The ranchers group R-CALF USA thoroughly embraced the rollout, calling it “a bold and absolutely essential step in ridding the U.S. cattle market of anticompetitive practices,” and saying it would reverse adverse court rulings that had relegated the Packers and Stockyards Act “a toothless tiger.” On the other hand, the National Cattlemen’s Beef Association said it had “serious concerns with any efforts to increase government intrusion in the marketplace” and claimed studies show the current rules have kept the cattle market free from antitrust activities, collusion and price fixing. The American Meat Institute accused USDA of “engaging in a regulatory end-run”; NCBA, AMI and the National Pork Producers Council all requested a 120-day extension of the comment period beyond the initial cut off date of August 23rd.
R-CALF and other groups objected to that, saying in a letter to Butler it “would unduly delay implementation of the specific reforms mandated by Congress,” and called on GIPSA to expedite implementation of the rules “so that we can begin the process of returning to independent livestock and poultry producers a properly functioning, competitive marketplace.
The American Farm Bureau Federation came down in favor of the proposed rule, president Bob Stallman saying in a statement, “For too long, producers have had to bear the financial hardship of being at the whim of production contractors, resulting in inequality in production practices, increasing losses and decreasing profitability. The GIPSA proposed rule would level the playing field.”
However, Travis Justice, senior economist for the Arkansas Farm Bureau, has his concerns, and he supports the call for an extended comment period. “On the surface, some of these provisions are pretty straightforward,” Justice told Ozarks Farm & Neighbor. “Others, I think we need some more time to flesh out some of the ramifications.”
In particular, Justice singled out provisions for making public the provisions of private contract arrangements. “Is this helping or hurting the price discovery process?” he asked. Justice said the consolidation of the packing industry was driven by economics and the need to become more efficient. “If we’re attempting to reduce the role of the packers in the pricing process, we could do that by rule, but have we helped the producer’s bottom line in the process?” he said.
One example of that, according to Justice, is the proposed base price requirement.

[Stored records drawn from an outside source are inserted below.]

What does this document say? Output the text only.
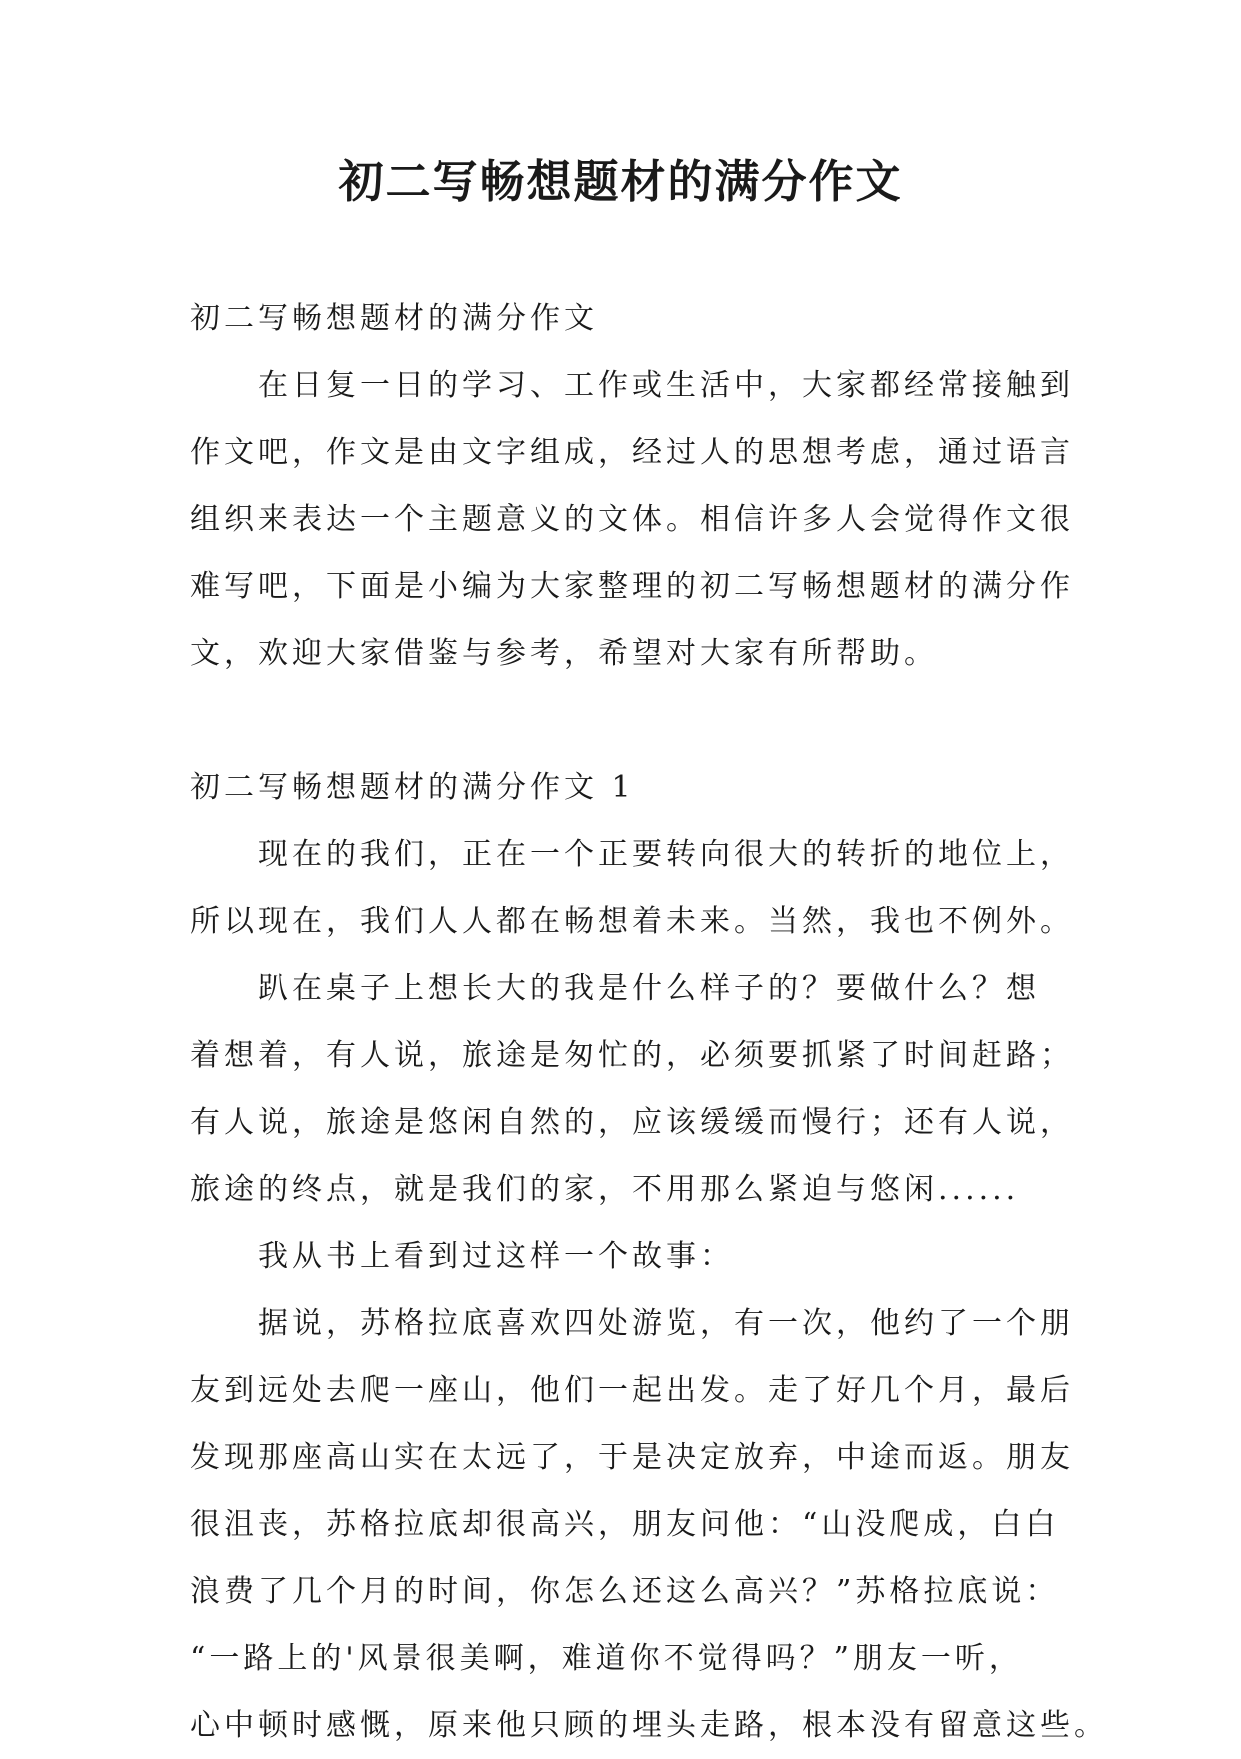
初二写畅想题材的满分作文
初二写畅想题材的满分作文
在日复一日的学习、工作或生活中，大家都经常接触到
作文吧，作文是由文字组成，经过人的思想考虑，通过语言
组织来表达一个主题意义的文体。相信许多人会觉得作文很
难写吧，下面是小编为大家整理的初二写畅想题材的满分作
文，欢迎大家借鉴与参考，希望对大家有所帮助。
初二写畅想题材的满分作文 1
现在的我们，正在一个正要转向很大的转折的地位上，
所以现在，我们人人都在畅想着未来。当然，我也不例外。
趴在桌子上想长大的我是什么样子的？要做什么？想
着想着，有人说，旅途是匆忙的，必须要抓紧了时间赶路；
有人说，旅途是悠闲自然的，应该缓缓而慢行；还有人说，
旅途的终点，就是我们的家，不用那么紧迫与悠闲......
我从书上看到过这样一个故事：
据说，苏格拉底喜欢四处游览，有一次，他约了一个朋
友到远处去爬一座山，他们一起出发。走了好几个月，最后
发现那座高山实在太远了，于是决定放弃，中途而返。朋友
很沮丧，苏格拉底却很高兴，朋友问他：“山没爬成，白白
浪费了几个月的时间，你怎么还这么高兴？”苏格拉底说：
“一路上的'风景很美啊，难道你不觉得吗？”朋友一听，
心中顿时感慨，原来他只顾的埋头走路，根本没有留意这些。
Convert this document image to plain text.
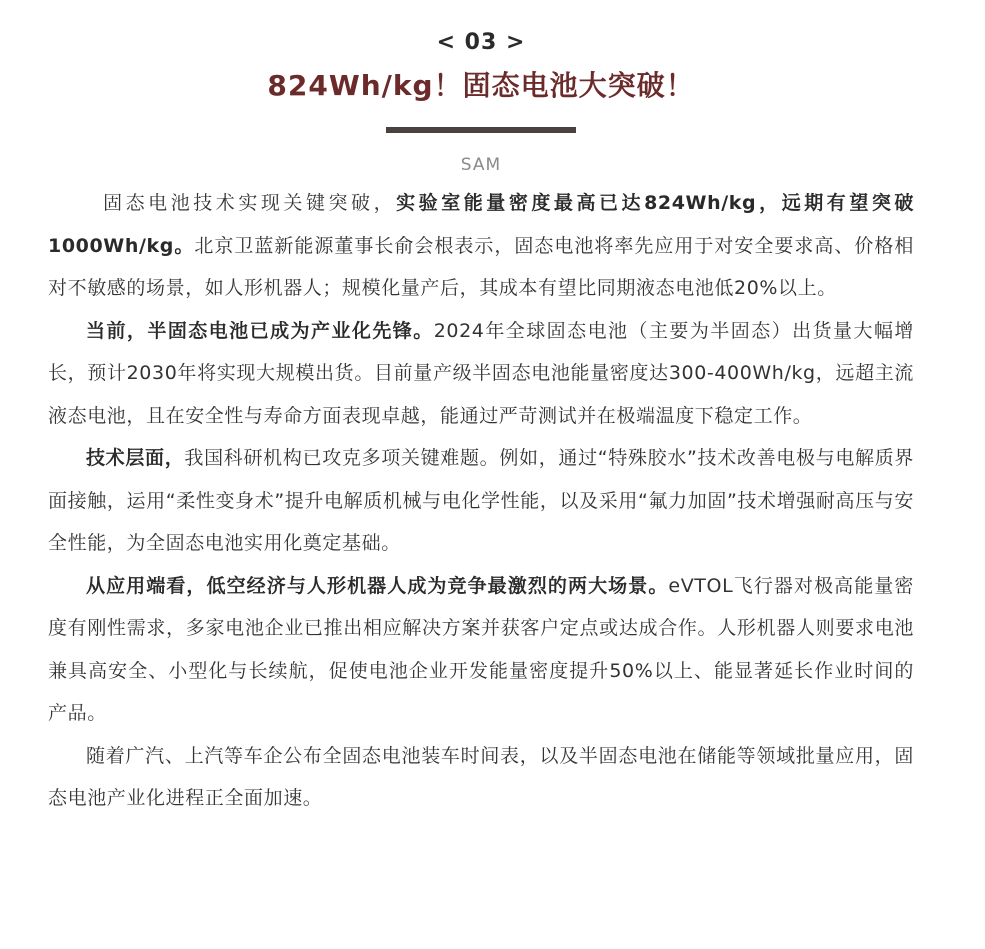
< 03 >
824Wh/kg！固态电池大突破！
SAM

固态电池技术实现关键突破，实验室能量密度最高已达824Wh/kg，远期有望突破1000Wh/kg。北京卫蓝新能源董事长俞会根表示，固态电池将率先应用于对安全要求高、价格相对不敏感的场景，如人形机器人；规模化量产后，其成本有望比同期液态电池低20%以上。

当前，半固态电池已成为产业化先锋。2024年全球固态电池（主要为半固态）出货量大幅增长，预计2030年将实现大规模出货。目前量产级半固态电池能量密度达300-400Wh/kg，远超主流液态电池，且在安全性与寿命方面表现卓越，能通过严苛测试并在极端温度下稳定工作。

技术层面，我国科研机构已攻克多项关键难题。例如，通过“特殊胶水”技术改善电极与电解质界面接触，运用“柔性变身术”提升电解质机械与电化学性能，以及采用“氟力加固”技术增强耐高压与安全性能，为全固态电池实用化奠定基础。

从应用端看，低空经济与人形机器人成为竞争最激烈的两大场景。eVTOL飞行器对极高能量密度有刚性需求，多家电池企业已推出相应解决方案并获客户定点或达成合作。人形机器人则要求电池兼具高安全、小型化与长续航，促使电池企业开发能量密度提升50%以上、能显著延长作业时间的产品。

随着广汽、上汽等车企公布全固态电池装车时间表，以及半固态电池在储能等领域批量应用，固态电池产业化进程正全面加速。
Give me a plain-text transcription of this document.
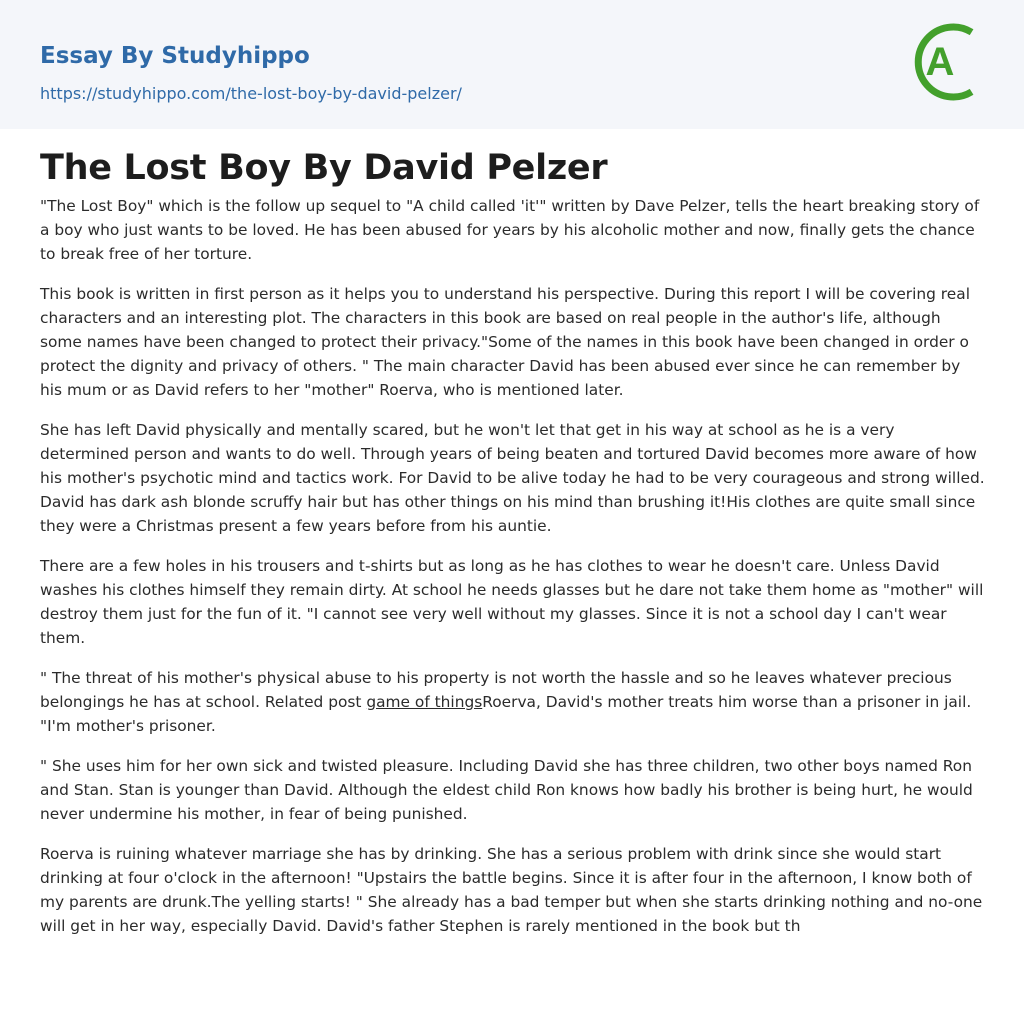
Essay By Studyhippo
https://studyhippo.com/the-lost-boy-by-david-pelzer/
A
The Lost Boy By David Pelzer

"The Lost Boy" which is the follow up sequel to "A child called 'it'" written by Dave Pelzer, tells the heart breaking story of a boy who just wants to be loved. He has been abused for years by his alcoholic mother and now, finally gets the chance to break free of her torture.

This book is written in first person as it helps you to understand his perspective. During this report I will be covering real characters and an interesting plot. The characters in this book are based on real people in the author's life, although some names have been changed to protect their privacy."Some of the names in this book have been changed in order o protect the dignity and privacy of others. " The main character David has been abused ever since he can remember by his mum or as David refers to her "mother" Roerva, who is mentioned later.

She has left David physically and mentally scared, but he won't let that get in his way at school as he is a very determined person and wants to do well. Through years of being beaten and tortured David becomes more aware of how his mother's psychotic mind and tactics work. For David to be alive today he had to be very courageous and strong willed. David has dark ash blonde scruffy hair but has other things on his mind than brushing it!His clothes are quite small since they were a Christmas present a few years before from his auntie.

There are a few holes in his trousers and t-shirts but as long as he has clothes to wear he doesn't care. Unless David washes his clothes himself they remain dirty. At school he needs glasses but he dare not take them home as "mother" will destroy them just for the fun of it. "I cannot see very well without my glasses. Since it is not a school day I can't wear them.

" The threat of his mother's physical abuse to his property is not worth the hassle and so he leaves whatever precious belongings he has at school. Related post game of thingsRoerva, David's mother treats him worse than a prisoner in jail. "I'm mother's prisoner.

" She uses him for her own sick and twisted pleasure. Including David she has three children, two other boys named Ron and Stan. Stan is younger than David. Although the eldest child Ron knows how badly his brother is being hurt, he would never undermine his mother, in fear of being punished.

Roerva is ruining whatever marriage she has by drinking. She has a serious problem with drink since she would start drinking at four o'clock in the afternoon! "Upstairs the battle begins. Since it is after four in the afternoon, I know both of my parents are drunk.The yelling starts! " She already has a bad temper but when she starts drinking nothing and no-one will get in her way, especially David. David's father Stephen is rarely mentioned in the book but th
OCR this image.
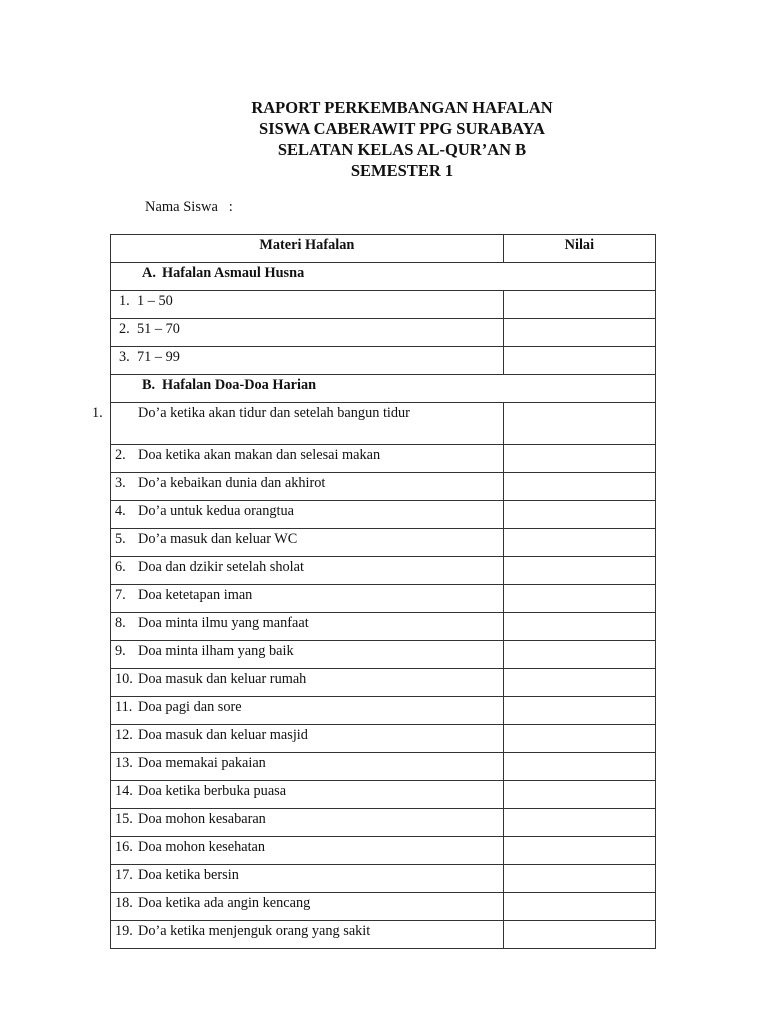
RAPORT PERKEMBANGAN HAFALAN
SISWA CABERAWIT PPG SURABAYA
SELATAN KELAS AL-QUR’AN B
SEMESTER 1
Nama Siswa   :
Materi Hafalan	Nilai
A. Hafalan Asmaul Husna	
1. 1 – 50	
2. 51 – 70	
3. 71 – 99	
B. Hafalan Doa-Doa Harian	

1. Do’a ketika akan tidur dan setelah bangun tidur	

2. Doa ketika akan makan dan selesai makan	
3. Do’a kebaikan dunia dan akhirot	
4. Do’a untuk kedua orangtua	
5. Do’a masuk dan keluar WC	
6. Doa dan dzikir setelah sholat	
7. Doa ketetapan iman	
8. Doa minta ilmu yang manfaat	
9. Doa minta ilham yang baik	
10. Doa masuk dan keluar rumah	
11. Doa pagi dan sore	
12. Doa masuk dan keluar masjid	
13. Doa memakai pakaian	
14. Doa ketika berbuka puasa	
15. Doa mohon kesabaran	
16. Doa mohon kesehatan	
17. Doa ketika bersin	
18. Doa ketika ada angin kencang	
19. Do’a ketika menjenguk orang yang sakit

Under a tournament system, “half the people benefit and the other half may not like it,” he said; if a floor price is established and only premiums are allowed, “you’re going to lower the base price for everybody… It may be perceived as a fairer system, but will it be a more profitable system?”
Similarly, he said if integrators are obligated for 80 percent of the capital improvement investments of growers, they will build that additional expense into the system, further impacting returns to producers. And the provisions restricting packer sales and procurement sources and eliminating volume-based preferences, he said, “run the risk of interfering with some of the current marketing agreements that are in place. There’s a lot to be considered in this proposal; there’s some risk there. We may be protecting producers from predatory practices by dealers, buyers and packers, but are we in the process protecting or harming the price discovery system?”